Friday, August 21, 2009

commercial America

It's come to my attention that the majority of people in grocery stores must be positively miserable drivers on the road because they can barely control a shopping cart - carriage, buggy, whathaveyou. Now, I'm aware that WalMart is the American giant that is slowly dominating the commercial world, and I'll admit that I'm suckered into their low prices gimick just about every time. But, despite my satisfaction when I compare my shopping receipts from Walmart to those of other stores, it doesn't really help to quell the frustration - the utter animosity and violent aggrivation - that results from any time spent there.

Yesterday, I was on my way home from work, after having stopped at the gym to mercilessly torture myself for just under an hour, and I knew I had to do some grocery shopping if I was going to rest through the night without a grumbling stomach. And...the penny-pincher my parents raised me to be...I resolved on heading down 146.

Well, I'm not sure if anyone else has this same experience, but I'm pretty sure there's a conspiracy where I always pick the gimpy cart. You know the one. The cart where one wheel keeps determinedly jerking to one side and sticking there, making an absolutely horrid screeching sound across the mass-produced linoleum.
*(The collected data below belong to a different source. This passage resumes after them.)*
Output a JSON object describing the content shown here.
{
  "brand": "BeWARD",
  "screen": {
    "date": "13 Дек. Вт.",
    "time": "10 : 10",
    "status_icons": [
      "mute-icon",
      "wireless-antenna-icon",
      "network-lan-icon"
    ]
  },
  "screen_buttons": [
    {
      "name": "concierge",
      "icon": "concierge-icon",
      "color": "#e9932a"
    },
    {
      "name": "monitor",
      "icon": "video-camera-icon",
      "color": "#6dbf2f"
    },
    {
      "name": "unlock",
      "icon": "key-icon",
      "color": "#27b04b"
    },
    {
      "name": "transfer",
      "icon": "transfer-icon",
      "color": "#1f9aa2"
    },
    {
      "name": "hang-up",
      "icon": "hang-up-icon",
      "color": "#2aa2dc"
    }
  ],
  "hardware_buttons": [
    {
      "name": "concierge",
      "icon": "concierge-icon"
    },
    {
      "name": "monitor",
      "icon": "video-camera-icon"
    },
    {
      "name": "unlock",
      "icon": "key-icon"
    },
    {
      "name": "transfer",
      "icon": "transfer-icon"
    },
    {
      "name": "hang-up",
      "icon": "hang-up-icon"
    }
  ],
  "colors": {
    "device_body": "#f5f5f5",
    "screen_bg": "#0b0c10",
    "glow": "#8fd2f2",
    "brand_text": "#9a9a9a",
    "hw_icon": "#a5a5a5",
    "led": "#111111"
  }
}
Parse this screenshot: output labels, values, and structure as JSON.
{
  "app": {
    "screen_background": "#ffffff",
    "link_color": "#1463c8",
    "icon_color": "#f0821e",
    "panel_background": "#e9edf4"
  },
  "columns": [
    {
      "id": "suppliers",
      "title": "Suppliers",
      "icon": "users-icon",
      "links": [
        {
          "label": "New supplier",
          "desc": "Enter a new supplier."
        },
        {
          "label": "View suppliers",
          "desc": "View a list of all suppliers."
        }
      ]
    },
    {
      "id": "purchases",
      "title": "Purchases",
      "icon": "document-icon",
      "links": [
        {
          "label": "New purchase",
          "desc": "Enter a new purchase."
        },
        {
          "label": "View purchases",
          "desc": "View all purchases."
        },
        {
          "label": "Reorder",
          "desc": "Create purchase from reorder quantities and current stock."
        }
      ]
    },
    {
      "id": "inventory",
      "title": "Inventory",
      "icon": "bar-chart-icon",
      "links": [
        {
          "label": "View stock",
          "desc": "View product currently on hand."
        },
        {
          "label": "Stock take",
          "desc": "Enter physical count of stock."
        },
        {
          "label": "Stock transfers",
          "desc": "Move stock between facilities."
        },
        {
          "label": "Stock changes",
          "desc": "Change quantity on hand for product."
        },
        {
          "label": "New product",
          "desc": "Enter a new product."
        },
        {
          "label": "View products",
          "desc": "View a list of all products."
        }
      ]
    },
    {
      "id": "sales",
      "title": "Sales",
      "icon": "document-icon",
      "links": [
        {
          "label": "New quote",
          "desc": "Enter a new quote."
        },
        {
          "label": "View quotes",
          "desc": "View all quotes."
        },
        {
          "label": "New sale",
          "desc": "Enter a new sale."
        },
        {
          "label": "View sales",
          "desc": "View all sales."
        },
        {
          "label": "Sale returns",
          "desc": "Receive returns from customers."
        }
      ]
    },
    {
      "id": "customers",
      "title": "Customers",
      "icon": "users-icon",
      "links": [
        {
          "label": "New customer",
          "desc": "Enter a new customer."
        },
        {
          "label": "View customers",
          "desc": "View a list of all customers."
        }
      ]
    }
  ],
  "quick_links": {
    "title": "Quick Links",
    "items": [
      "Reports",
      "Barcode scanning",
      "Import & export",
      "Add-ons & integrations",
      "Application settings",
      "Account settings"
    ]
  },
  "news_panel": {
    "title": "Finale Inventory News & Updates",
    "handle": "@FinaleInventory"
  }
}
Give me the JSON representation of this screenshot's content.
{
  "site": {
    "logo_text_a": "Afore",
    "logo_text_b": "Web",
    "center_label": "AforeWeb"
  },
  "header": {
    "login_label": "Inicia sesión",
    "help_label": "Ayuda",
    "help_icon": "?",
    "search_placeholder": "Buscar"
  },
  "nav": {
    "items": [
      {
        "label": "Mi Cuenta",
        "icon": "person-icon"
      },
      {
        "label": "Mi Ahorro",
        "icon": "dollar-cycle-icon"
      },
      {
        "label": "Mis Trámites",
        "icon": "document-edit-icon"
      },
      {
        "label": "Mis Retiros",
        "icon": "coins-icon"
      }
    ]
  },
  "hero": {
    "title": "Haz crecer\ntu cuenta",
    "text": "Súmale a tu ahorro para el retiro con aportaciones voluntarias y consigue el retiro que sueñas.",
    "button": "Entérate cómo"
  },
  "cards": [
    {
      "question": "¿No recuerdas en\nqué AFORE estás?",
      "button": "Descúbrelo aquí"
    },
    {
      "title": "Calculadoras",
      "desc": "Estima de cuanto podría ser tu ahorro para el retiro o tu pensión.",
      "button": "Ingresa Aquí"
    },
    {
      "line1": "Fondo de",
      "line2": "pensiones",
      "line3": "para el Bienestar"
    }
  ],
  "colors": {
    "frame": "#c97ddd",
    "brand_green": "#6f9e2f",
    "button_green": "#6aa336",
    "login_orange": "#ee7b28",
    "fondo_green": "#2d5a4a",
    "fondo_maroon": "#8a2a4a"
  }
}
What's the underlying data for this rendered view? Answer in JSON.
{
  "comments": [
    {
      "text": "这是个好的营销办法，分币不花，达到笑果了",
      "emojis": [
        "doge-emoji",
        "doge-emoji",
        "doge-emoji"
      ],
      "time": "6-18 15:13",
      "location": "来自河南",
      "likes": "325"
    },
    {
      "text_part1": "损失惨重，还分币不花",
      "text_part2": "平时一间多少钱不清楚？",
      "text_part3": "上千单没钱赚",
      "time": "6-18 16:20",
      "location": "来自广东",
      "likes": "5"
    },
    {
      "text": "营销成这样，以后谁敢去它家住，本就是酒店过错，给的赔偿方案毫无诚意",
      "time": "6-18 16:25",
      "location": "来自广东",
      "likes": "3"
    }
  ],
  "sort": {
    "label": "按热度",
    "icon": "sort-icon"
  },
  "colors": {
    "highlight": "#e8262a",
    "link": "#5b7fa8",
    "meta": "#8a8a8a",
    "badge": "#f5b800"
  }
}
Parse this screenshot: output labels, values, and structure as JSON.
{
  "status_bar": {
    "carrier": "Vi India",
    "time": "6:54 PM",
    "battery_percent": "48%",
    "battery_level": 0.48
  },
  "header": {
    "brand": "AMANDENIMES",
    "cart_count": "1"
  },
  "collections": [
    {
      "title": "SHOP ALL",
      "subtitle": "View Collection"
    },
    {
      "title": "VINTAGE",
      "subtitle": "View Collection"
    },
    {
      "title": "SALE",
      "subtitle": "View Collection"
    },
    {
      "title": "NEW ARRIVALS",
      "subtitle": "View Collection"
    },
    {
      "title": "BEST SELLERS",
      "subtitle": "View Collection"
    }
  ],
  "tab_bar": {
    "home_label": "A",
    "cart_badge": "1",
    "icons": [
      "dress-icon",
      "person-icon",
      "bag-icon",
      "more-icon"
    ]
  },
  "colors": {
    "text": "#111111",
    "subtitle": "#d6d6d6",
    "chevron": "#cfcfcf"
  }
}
So, while attempting to make my way through the store with a cart insistent on moving in any direction but straight, I then had to battle with every other incompetent, no-common-sense imbicil lacking any idea whatsoever how to follow the rules of general grocery store traffic. Two imaginary lanes. Both going opposite ways. Ironically - just like driving on the road! When you're on your errands, trekking down the road, you don't just stop in the middle of the road at an angle and sit there and stare at the stores, homes, and whatnot off the side, do you?? No. Well.... at WalMart... you do. And somehow the majority of the Walmart customers have acquired this glazed-over, "I have no brain cells" look in their eyes.

It's a customary occurrence... I'm sure any other normal human being who steps into WalMart experiences the same thing. If I'm wrong, please tell me.